A minuit, des pas sonores nous réveillent en sursaut. Ce sont des mobiles qui viennent appeler le capitaine.
—Venez, capitaine, disent-ils, on entend au loin un bruit singulier; sur toutes les routes c'est comme le roulement de nombreuses voitures, on croit apercevoir aussi des cavaliers qui passent sur le sol glacé.
Tout le monde est bientôt sur pied. Rendus à travers champ à la route la plus proche, un sinistre défilé s'offre à nos yeux. Des voitures d'approvisionnement passent en files serrées, puis ce sont des cuirassiers qui trottent au milieu des ténèbres suivis d'une formidable procession de canons et de caissons d'artillerie. Çà et là des soldats égarés traversent les champs, comme des ombres effarées, sautent par dessus les haies; mornes, abattus, ils marchent la tête basse, sans rien dire, sans rien voir, leurs vêtements sont en lambeaux, les uns ont la tête enveloppée d'un foulard, les autres, demi-nus, se drapent dans de méchantes couvertures; ceux-ci boitent et traînent le pas, ceux-là ont le bras en écharpe, quelques-uns, maladifs et pâles, s'appuient sur l'épaule d'un ami.
—Tout est perdu, nous dit un vieux zouave à barbe grise, les obus tombent on ne sait d'où. Dieu me damne, si j'ai rien vu de semblable! Ces maudits Prussiens sortent du sol pour nous écraser, nulle résistance n'est possible!

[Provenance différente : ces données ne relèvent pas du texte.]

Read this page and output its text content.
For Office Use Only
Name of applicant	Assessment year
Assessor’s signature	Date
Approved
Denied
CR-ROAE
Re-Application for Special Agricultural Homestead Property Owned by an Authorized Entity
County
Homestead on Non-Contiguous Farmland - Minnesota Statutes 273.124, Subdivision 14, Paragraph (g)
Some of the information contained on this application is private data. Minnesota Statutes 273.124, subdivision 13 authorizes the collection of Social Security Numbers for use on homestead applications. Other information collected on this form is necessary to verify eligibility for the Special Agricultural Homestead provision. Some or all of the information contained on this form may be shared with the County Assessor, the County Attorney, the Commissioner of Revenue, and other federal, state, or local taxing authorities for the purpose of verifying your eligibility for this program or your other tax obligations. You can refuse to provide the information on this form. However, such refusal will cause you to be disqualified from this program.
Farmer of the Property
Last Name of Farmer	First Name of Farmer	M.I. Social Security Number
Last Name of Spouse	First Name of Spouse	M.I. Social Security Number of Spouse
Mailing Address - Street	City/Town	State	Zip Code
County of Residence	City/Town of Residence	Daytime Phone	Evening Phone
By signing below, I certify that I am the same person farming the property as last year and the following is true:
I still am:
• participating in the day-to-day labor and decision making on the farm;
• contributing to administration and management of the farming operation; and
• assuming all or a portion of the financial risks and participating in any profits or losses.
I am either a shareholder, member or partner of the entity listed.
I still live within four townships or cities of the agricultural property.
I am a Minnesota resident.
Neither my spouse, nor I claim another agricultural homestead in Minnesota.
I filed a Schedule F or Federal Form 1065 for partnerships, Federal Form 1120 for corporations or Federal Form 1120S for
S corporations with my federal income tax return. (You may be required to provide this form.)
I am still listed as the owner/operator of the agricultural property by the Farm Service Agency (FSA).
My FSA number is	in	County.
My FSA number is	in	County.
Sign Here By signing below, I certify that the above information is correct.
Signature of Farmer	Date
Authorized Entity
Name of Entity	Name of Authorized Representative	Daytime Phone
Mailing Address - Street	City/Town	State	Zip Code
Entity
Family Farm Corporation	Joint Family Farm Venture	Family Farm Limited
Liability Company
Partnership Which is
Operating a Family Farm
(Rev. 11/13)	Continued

Tout en faisant la part de l'exagération des fuyards, nous nous rendons à l'évidence, car le lugubre défilé se prolonge à perte de vue, avec toute la physionomie d'une déroute. Comment traduire les sentiments qui s'agitent dans notre esprit consterné? Quelle tristesse s'empare de notre âme au retour dans la pauvre chaumière! C'en est donc fait de la France! L'armée de la Loire, victorieuse à ses débuts, est déjà terrassée!
La fatigue est le meilleur palliatif de la douleur; malgré l'émotion qu'a fait naître l'horrible tableau du désastre, nos yeux se ferment, et le sommeil vient arrêter le souvenir.
Lundi 5 décembre.—A 5 heures du matin, tout le monde est sur pied. La déroute a duré toute la nuit, le défilé lugubre n'a pas discontinué un instant. Au lever du jour, elle s'accentue plus complète encore, et les premiers rayons d'un soleil d'hiver éclairent les milliers de voitures qui se dirigent vers Orléans. Plus loin, on voit encore des cuirassiers aux manteaux rouges, et de nombreuses pièces d'artillerie. Des blessés, le teint pâle, l'oeil livide, sont ramenés sur des cacolets.
La République est toujours gonflé au milieu de la prairie. Que faire? Nul ordre ne nous est envoyé! Nous laisserons-nous prendre sottement par les Prussiens qui approchent? Un mobile court au château du Colombier, où est installé un poste télégraphique. Aucune nouvelle, aucun ordre: notre devoir nous impose l'obligation d'attendre jusqu'à la fin. Comment se décider à plier bagage, en songeant que le ballon peut être utilisé au dernier moment.
Que les Prussiens viennent s'ils le veulent! Qu'ils nous cernent, qu'ils nous entourent! Il sera toujours temps de couper nos cordes, et de lancer la République au-dessus des nuages! Nos mobiles et nos marins, débarrassés de leur ballon, trouveront bien à se sauver à pied. Ils ont tous des chassepots, des revolvers et sont décidés s'il le faut à en faire bon usage.
Attendons. C'est la décision qui est prise au milieu de la panique.